The most famous images of London on the big screen are fragmentary, illusory even: the blue door of Notting Hill (1999), Newman Passage at the beginning of Michael Powell's Peeping Tom (1960), the Bank of England in Mary Poppins (1964), or the rooftop sets from the same film. This may be because we have very little interaction with the capital's best-known icons in our day-to-day life, unlike the Disney-fied characters in the live-action version of 101 Dalmations (1996), say.
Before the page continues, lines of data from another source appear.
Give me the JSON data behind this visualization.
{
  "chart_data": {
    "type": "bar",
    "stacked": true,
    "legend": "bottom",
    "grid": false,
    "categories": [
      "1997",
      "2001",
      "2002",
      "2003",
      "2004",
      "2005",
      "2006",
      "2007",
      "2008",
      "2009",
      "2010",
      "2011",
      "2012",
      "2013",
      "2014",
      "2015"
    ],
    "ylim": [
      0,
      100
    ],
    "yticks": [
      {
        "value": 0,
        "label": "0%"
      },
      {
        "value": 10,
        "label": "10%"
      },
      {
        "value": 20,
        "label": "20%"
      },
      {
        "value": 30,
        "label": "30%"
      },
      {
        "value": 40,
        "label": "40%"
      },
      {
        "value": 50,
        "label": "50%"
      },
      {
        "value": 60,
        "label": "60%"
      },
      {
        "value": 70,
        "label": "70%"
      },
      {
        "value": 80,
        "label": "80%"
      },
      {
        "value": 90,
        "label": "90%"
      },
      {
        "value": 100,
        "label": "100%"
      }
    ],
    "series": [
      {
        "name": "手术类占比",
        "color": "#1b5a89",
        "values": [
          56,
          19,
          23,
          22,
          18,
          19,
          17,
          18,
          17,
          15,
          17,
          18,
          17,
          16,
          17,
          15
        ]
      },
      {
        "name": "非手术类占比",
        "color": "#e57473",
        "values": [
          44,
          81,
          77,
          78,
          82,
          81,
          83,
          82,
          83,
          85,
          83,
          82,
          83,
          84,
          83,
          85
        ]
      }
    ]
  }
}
The capital's streets don't always offer the best views of landmarks - unlike Paris - and, as amateur photographers know, it's difficult to capture the bustle of crowds on camera.
My favourite depiction of London's streets and buildings comes in the Boulting brothers' Seven Days to Noon (1950), when the city has to be evacuated after a scientist threatens to detonate a bomb if the government doesn't halt nuclear research. It may well have served as inspiration for the deserted scenes in Danny Boyle's zombie thriller 28 Days Later... 52 years later: compare the shot from 28 Days, top, with the - very small, sorry - image from Seven Days, below.
While these two films show off London's landmarks to best effect they also capture Londoners' psyche: in such metropolitan Hollywood disaster movies as Independence Day (1996) and The Day After Tomorrow (2004) people are shown coming together in the face of apocalypse. We, on the other hand, want nothing less than the city to ourselves.